North-Rhine Westphalia's left-of-center Social Democrat-Green Party governing coalition has purchased several such CDs over the past two years, intensifying a diplomatic row with Switzerland and dividing public opinion in Germany.

The four complainants accuse NRW Finance Minister Norbert Walter-Borjans of violating data privacy laws.

Data obtained illegally, say complainants

The four Pirate Party parliamentarians who launched the action are Dirk Schatz and Nico Kern from North-Rhine Westphalia, parliamentarian Wolfgang Dudda of Germany's northern Schleswig-Holstein state, and Düsseldorf lawyer Udo Vetter.

Schatz said that they did not question whether tax evaders should be punished, but rather they were concerned about how the information was obtained.

"We suspect that Walter-Borjans and everyone assigned to the case has committed a crime," Schatz said.

Schatz argued that since the data on the CDs is protected by bank privacy laws, the information may have been obtained illegally. North-Rhine Westphalia's finance ministry, as the purchaser, could therefore be an accomplice to a crime, he argued.

Hypocrisy, replies NRW minister

Walter-Borjans, for his part, accused the four Pirate Party members of hypocrisy, saying they were contradicting their own professed values.

"It's remarkable that the partisans of transparency and opponents of intellectual property would become the protectors of Swiss bank secrets and the billions in illegal money invested there," Walter-Borjans said.

The public prosecutor in the regional capital, Düsseldorf, said that similar complaints had been submitted in the past and ultimately failed due to a lack of evidence.

Walter-Borjans told German ZDF public television last week that CD data purchases were necessary to expose otherwise anonymous tax evaders who were withholding hundreds of millions of euros in would-be revenues needed for public services.

Pirate Party divided

The Pirate Party's 20-member parliamentary group in North-Rhine Westphalia quickly distanced itself from the lawsuit. Christina Herlitschka, the party's regional vice chairwoman, criticized the four lawsuit filers for singling out the finance minister.
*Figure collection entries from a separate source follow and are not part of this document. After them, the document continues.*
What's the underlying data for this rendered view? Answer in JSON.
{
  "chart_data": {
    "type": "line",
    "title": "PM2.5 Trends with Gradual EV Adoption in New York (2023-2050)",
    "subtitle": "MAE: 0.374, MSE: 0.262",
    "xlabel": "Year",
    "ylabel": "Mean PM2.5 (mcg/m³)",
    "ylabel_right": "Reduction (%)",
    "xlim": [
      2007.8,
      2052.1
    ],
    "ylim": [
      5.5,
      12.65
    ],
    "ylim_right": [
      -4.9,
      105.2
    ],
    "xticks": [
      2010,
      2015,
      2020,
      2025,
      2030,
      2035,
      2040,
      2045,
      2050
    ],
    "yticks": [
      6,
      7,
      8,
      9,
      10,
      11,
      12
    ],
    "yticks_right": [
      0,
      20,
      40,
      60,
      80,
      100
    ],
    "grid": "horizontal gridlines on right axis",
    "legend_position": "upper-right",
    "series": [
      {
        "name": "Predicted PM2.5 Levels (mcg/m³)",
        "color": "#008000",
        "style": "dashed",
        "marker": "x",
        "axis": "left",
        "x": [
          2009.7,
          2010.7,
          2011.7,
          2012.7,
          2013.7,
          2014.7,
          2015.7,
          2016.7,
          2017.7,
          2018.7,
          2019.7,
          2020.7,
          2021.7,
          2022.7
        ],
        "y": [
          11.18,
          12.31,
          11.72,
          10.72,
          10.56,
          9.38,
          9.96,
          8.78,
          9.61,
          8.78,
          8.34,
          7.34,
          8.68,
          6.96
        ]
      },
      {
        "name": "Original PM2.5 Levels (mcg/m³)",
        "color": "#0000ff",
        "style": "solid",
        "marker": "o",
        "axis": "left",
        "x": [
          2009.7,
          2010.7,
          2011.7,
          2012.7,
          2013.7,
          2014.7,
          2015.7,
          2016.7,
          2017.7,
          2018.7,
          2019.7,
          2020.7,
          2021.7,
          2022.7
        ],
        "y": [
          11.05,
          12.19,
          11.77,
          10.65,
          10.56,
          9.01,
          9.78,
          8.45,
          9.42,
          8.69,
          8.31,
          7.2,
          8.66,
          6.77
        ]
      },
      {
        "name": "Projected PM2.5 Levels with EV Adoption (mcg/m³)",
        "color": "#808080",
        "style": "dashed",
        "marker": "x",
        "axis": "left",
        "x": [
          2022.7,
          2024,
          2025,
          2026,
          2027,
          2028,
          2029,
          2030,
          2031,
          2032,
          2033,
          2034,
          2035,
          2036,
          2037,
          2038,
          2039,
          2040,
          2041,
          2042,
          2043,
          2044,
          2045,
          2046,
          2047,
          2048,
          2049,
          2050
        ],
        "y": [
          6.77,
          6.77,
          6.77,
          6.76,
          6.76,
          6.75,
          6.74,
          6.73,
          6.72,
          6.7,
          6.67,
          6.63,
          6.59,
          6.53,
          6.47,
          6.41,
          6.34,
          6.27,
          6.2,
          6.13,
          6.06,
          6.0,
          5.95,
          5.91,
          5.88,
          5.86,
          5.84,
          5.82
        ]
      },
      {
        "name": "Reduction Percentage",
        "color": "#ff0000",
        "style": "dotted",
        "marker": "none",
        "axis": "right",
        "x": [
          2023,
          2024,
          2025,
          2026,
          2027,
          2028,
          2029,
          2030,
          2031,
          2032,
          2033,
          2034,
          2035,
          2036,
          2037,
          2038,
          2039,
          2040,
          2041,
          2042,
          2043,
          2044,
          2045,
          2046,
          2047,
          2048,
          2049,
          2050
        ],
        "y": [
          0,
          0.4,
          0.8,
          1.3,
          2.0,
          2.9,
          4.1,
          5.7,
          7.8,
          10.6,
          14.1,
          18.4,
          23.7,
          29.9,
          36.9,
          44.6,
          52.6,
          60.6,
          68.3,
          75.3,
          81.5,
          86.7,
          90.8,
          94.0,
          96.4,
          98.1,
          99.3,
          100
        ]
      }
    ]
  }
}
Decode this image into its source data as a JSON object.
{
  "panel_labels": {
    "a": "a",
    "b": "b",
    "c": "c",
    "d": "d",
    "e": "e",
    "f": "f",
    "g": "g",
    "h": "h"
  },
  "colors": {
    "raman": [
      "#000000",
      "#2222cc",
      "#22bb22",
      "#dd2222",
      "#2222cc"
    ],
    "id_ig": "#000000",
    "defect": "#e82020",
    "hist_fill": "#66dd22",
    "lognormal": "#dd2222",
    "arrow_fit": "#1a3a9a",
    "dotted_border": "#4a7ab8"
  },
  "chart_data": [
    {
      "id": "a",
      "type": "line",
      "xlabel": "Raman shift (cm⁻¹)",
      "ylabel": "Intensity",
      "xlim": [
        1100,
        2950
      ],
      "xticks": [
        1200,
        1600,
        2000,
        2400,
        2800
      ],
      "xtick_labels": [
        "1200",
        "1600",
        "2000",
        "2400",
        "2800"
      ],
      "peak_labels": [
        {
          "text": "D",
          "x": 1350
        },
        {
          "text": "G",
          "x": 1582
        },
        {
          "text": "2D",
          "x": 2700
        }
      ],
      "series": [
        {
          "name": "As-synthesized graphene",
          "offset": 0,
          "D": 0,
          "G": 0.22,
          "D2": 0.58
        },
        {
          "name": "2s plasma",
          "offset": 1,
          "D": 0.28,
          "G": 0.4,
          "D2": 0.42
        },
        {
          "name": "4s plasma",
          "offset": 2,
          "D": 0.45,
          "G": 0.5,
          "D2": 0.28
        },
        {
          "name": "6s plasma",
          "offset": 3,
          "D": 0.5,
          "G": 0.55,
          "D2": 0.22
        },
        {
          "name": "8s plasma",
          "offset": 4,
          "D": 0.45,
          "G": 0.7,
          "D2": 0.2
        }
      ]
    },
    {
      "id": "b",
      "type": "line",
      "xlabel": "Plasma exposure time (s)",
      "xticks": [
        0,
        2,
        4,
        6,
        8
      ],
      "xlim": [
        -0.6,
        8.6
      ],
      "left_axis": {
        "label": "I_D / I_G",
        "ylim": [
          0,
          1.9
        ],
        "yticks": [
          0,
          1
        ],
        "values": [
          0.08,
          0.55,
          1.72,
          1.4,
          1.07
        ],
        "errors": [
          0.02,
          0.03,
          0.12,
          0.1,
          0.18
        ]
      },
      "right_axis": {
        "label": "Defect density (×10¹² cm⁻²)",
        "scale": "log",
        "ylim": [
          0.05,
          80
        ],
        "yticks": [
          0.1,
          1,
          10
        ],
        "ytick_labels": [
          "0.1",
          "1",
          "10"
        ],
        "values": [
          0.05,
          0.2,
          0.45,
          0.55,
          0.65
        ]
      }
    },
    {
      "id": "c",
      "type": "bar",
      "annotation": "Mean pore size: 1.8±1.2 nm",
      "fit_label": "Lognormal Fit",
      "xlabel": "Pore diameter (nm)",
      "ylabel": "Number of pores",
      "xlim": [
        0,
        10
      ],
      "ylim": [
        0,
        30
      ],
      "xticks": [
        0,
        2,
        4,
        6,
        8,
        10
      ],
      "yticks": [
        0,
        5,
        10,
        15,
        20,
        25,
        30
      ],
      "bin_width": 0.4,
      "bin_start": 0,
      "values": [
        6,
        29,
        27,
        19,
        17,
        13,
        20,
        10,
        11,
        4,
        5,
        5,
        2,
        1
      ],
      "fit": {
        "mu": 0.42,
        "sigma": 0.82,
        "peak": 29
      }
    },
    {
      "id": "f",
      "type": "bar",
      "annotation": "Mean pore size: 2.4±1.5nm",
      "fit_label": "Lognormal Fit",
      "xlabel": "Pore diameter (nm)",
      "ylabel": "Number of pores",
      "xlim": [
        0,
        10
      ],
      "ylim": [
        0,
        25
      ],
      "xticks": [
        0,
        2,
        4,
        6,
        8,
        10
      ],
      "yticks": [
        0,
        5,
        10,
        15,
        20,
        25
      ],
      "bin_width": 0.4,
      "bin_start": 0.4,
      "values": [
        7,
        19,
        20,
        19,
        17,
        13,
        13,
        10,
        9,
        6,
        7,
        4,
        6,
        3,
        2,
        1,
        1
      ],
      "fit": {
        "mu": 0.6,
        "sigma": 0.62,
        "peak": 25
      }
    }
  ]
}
"We hold the approach of Mr. Kern and Mr. Schatz to be very unfortunate because the issue at hand is not about Norbert Walter-Borjans as a person, but instead is about his office and the associated powers and responsibilities," Herlitschka said.

"In addition, as a matter of political respect, the filers should have informed the finance minister of their motives before submitting the lawsuit," she added.

In the name of the law

Switzerland says the CD purchases undermine its bank privacy laws, while Germany says it is simply trying to enforce its tax laws.

The two neighbors came to an agreement in April, in which Germany could levy taxes on its citizens' assets in Switzerland if it stopped purchasing the CDs. But the agreement remains shaky due to subsequent reports that German authorities were trying to obtain additional CDs.